Branimir Poljac

Personal information
- Full name: Branimir Poljac
- Date of birth: 17 May 1984 (age 40)
- Place of birth: Oslo, Norway
- Height: 1.83 m (6 ft 0 in)
- Position(s): Striker, Winger

Youth career
- Klemetsrud
- KFUM Oslo
- Stabæk

Senior career*
- Years: Team / Apps / (Gls)
- 2002–2007: Stabæk / 42 / (11)
- 2004: → Start (loan) / 1 / (0)
- 2008: Moss / 20 / (3)
- 2009–2010: Konyaspor / 40 / (11)

International career^{‡}
- 2000: Norway U16 / 4 / (1)
- 2002: Norway U18 / 9 / (4)
- 2003: Norway U19 / 9 / (1)
- 2001–2004: Norway U21 / 6 / (0)

= Branimir Poljac =

Norwegian footballer (born 1984)

Branimir Poljac (born 17 May 1984) is a former Norwegian football striker who was playing for Konyaspor in Turkey before he had a car accident which ended his career. He has Croatian parents.

==Career==
Poljac started his career in Klemetsrud and KFUM Oslo and then as a junior player he signed for Stabæk. He played for Stabæk in the Norwegian Tippeliga, but limited playing time saw him moving to Moss ahead of the 2008 season. In January 2009, Poljac signed with the Turkish club Konyaspor.

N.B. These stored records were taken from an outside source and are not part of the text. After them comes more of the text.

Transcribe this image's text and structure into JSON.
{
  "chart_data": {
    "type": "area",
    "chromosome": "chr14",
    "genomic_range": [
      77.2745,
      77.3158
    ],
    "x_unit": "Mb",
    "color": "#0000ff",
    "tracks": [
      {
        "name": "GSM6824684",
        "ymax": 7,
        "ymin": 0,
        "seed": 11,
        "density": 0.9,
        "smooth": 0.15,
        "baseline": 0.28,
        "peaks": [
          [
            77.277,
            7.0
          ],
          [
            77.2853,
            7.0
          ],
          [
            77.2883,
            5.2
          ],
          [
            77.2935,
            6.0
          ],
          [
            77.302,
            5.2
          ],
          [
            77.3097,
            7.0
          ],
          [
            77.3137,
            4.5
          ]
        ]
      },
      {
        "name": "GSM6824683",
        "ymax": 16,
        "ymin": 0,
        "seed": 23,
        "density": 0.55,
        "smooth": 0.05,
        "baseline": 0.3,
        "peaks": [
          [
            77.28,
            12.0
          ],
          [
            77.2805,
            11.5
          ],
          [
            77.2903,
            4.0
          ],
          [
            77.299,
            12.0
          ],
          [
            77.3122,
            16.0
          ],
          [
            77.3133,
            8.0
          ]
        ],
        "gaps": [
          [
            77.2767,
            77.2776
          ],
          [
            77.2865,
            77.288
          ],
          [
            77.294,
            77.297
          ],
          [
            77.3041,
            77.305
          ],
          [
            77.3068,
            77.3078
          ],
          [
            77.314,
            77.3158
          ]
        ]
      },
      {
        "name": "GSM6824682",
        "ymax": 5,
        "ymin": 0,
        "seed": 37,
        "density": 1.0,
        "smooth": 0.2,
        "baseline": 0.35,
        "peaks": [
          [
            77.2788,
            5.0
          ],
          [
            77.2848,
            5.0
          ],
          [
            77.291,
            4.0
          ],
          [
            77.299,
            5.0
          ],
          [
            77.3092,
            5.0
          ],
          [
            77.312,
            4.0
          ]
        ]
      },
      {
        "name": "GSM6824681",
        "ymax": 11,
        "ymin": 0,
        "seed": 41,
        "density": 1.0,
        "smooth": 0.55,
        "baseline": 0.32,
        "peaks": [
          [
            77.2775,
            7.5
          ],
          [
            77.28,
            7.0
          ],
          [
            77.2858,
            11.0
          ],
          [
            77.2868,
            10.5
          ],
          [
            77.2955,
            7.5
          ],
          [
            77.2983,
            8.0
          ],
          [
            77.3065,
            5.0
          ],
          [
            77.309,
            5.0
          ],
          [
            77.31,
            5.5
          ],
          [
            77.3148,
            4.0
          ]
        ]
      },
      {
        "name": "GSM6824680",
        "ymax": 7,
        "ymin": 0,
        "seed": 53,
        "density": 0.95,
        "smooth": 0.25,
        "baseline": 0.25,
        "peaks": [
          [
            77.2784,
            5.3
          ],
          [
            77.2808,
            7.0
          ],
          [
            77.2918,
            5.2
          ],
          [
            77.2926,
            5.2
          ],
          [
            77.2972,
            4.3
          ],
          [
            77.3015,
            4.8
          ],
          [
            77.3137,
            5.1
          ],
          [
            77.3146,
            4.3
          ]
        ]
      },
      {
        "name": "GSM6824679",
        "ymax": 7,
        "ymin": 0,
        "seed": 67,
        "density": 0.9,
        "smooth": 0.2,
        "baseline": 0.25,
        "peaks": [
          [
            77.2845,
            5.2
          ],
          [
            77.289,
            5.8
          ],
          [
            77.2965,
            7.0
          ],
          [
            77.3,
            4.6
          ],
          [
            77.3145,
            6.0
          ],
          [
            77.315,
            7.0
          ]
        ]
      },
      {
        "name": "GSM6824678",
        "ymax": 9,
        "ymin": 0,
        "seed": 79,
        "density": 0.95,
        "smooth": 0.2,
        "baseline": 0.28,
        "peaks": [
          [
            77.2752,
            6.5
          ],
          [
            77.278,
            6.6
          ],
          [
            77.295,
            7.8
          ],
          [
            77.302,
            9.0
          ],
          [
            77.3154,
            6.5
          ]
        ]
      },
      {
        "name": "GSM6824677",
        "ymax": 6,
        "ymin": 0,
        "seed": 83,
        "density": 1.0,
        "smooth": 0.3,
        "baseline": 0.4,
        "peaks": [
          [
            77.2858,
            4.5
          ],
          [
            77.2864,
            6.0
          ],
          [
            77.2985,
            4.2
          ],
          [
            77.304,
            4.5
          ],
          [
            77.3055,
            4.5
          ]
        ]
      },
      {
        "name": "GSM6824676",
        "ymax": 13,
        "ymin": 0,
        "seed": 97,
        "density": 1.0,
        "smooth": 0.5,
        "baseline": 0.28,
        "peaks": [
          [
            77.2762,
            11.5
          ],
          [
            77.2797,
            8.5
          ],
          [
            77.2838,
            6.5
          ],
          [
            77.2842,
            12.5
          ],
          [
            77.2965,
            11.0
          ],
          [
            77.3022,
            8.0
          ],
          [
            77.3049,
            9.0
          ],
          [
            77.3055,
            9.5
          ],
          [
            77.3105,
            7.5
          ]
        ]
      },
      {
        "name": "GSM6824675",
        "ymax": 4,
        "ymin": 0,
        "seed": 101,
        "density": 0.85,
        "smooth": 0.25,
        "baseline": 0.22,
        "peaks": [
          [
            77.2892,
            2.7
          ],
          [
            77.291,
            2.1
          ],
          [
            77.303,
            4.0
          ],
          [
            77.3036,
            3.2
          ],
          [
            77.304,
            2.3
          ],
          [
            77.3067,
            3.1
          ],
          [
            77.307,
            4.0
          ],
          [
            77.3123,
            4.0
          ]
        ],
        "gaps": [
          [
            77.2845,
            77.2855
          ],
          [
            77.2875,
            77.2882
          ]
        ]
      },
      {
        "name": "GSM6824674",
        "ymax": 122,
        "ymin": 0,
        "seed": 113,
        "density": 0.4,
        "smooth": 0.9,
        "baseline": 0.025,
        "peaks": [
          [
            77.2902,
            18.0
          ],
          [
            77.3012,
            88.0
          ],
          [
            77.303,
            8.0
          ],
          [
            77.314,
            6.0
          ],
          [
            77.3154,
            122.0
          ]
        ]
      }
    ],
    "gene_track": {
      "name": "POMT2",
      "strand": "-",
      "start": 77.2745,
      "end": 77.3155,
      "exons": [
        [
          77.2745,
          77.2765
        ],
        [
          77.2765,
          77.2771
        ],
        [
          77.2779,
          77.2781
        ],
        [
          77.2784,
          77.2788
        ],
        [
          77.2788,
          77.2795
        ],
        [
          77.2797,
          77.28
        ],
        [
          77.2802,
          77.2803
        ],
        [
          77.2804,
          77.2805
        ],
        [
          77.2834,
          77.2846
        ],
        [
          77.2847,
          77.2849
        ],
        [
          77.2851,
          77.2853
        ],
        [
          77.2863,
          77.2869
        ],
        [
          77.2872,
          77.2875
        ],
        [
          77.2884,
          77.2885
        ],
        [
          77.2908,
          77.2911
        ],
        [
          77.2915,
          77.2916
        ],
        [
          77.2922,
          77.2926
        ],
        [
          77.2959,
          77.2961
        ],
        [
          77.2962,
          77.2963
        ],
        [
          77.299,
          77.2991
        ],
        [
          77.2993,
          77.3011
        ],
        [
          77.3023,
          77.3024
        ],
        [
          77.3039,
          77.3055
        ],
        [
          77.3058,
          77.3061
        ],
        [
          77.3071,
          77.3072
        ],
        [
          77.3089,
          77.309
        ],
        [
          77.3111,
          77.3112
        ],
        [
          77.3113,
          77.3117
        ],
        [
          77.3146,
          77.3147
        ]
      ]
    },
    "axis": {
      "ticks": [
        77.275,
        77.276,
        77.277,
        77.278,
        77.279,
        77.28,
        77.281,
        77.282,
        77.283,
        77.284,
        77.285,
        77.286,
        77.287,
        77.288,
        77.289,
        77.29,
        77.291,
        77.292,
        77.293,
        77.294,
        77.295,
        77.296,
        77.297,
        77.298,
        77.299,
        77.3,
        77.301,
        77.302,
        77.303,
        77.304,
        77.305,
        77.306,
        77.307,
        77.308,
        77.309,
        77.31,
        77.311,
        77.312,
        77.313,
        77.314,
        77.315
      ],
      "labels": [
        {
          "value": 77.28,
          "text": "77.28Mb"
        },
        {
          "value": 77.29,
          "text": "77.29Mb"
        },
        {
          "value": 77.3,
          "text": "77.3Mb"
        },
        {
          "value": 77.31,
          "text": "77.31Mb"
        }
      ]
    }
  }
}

On 2 April 2010, Poljac was seriously injured in a car accident. Poljac lost control of his car in a curve, and went off the road, landing on its roof. According to news reports, Poljac suffered serious neck injuries in the crash, and might be permananently paralyzed.

His accident shocked Turkey, since the fans and the city liked him, and saw him as great gentleman and a good player, with potential. Many fan groups, likewise ordinary Turks, are praying for him, since he was popular in the city. On the 6 April, it was first reported that he was still in a serious condition and could potentially die and that the risk for him, becoming paralyzed was as high as 90%.

Later the same day, doctors said, that he would survive the accident, whereas Branimir Poljac stated:

I survived a huge accident. For now I feel lucky I am live. I want to get well as soon as possible and return to football. From the accident until today, I want to thank everyone who has supported me. Everyone who loves me, keep on praying for me.

In order to give him moral support, a website has been created for his honour, called "Legend Poljac" where people wrote messages to him.

Poljac is currently in Norway in Sunnaas Hospital and fighting back after his accident. He is slowly regaining use of his limbs. At first he could only move his shoulders, but now he is beginning to feel his arms, and his situation has moved very fast forward. In an interview he stated that he will be back somehow, as fit as before the accident.

==Konyaspor's involvement with Poljac after the accident==
Konyaspor is constantly in touch with Poljac. The team bus now displays the pictures of Poljac, and the Turkish Football Federation has reimbursed the player with 100,000 Turkish liras for the accident.